Friday, July 01, 2005

mass in b minor

friend bought me a very good CD of Bach's Mass in B minor from america where she was holidaying. performed by boston baroque, telarc digital recording.

and one word to describe it is, WHOA.

really regret not being able to have bought tickets for the live performance by viennese academie earlier this year. :( they were sold out.

BUT - now i know exactly why they were sold out.

because the mass in b minor is truly bach's magnum opus in sacred music, a work of stunning complexity, power, emotion, and faith.

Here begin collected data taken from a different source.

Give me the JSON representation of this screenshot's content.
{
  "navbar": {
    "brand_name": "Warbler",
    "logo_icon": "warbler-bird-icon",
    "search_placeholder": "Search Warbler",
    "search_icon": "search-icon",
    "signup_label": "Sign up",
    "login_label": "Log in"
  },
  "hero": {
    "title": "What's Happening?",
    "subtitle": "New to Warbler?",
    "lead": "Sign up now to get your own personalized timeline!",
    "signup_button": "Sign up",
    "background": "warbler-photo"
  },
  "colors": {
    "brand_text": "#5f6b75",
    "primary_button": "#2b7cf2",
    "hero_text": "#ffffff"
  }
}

a work like this, i think, could be a religious experience when performed.

***

it is said that when the pagan grand prince vladimir of kiev sent emissaries to constantinople they were overwhelmed by what they saw:

They led us to the buildings where they worshipped their God, and we knew not whether we were in heaven or on earth. For on earth there is no such splendor or such beauty, and we are at a loss to describe it. We know only that God dwells there among men, and their service is fairer than the ceremonies of other nations. For we cannot forget that beauty. Every man after tasting something sweet, is afterward unwilling to accept that which is bitter.

and this missive converted the russians to orthodox christianity.

many historians (who can be quite a cynical bunch - this comes of studying humans too much) attribute this quote to invention by later hagiographers romanticizing the conversion of a pagan prince much given to sexual debauchery. (incidentally he is now a saint of the russian church.) his conversion, they say, was more a result of cynical calculation; aligning himself with the growing power of basileus basil ii of the byzantine empire, and moving his principality into the orbit of civilized europe, thus earning recognition and respect from the foreign merchants who flocked to the prosperous city of kiev to buy russia's furs and honey.

but i'd like to think that the beauty of the hagia sophia - the great church of justinian, and the majesty of byzantine liturgy and church ceremony played a part in this; that aesthetics and not just pure calculations have the power to move men to courses which change the history of this world.